For example, Mollie is absolutely terrified of one particular man up the road (long story), and that has transgressed into any man that looks like that one particular man. Unfortunately, one of our friends looks like this man. So everytime he comes around (once every couple of months or so, not enough for her to get over herself), she will bark (sounds aggressive to others, frightened to me), keep her distance but is always in his near vicinity totally focused on him. She'll even lunge at him if he tries to force the issue, even with treats, she hasn't tried to bite, will maybe show her teeth if he doesn't back off. (I nipped that in the bud after the first time).
The only thing that works is when I force the guy to absolutely ignore her. I discovered that if he looks Mol in the eye, it seems threatening to her. So, now when he steps foot in the door, he's told not to look at her, (he's pig headed) not to talk to her and definitely not to touch her. I give him some nice treats that, without looking, he just tosses gently in her direction.

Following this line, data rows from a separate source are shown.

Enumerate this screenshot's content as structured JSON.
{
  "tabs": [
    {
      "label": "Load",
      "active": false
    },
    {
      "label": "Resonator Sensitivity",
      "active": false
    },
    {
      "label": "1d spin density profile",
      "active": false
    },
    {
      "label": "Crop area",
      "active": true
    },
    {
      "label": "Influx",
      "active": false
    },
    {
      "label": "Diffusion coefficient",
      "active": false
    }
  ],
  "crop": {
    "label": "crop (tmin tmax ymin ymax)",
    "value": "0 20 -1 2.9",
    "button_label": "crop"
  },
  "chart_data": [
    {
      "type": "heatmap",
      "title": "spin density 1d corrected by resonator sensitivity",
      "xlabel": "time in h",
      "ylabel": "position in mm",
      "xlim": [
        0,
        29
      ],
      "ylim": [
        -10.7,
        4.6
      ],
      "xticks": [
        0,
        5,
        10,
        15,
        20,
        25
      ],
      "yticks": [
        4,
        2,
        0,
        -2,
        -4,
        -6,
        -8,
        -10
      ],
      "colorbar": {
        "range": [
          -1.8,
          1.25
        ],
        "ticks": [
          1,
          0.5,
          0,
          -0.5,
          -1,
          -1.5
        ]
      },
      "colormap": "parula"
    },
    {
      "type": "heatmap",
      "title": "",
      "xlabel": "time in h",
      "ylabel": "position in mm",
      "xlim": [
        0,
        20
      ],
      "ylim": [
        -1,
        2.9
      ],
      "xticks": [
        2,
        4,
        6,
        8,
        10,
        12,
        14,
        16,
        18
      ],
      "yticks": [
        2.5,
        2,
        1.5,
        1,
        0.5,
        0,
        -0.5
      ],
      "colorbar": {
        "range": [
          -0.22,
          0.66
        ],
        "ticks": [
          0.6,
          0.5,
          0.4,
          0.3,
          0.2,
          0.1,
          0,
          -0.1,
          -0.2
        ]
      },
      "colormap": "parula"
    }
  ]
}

And, I'll tell you what, what a difference. She'll come up to him and as long as he doesn't look her directly in the eye, she'll actually take treats and lick his leg or arm or whatever.
Knowing cattle dogs, it doesn't really sound like this dog is being aggressive to me, it sounds like it is frightened, just needing to very slowly build trust.
Hope it works out ok in the end, actually, knowing you and your family Kelley, I'm sure it will.


----------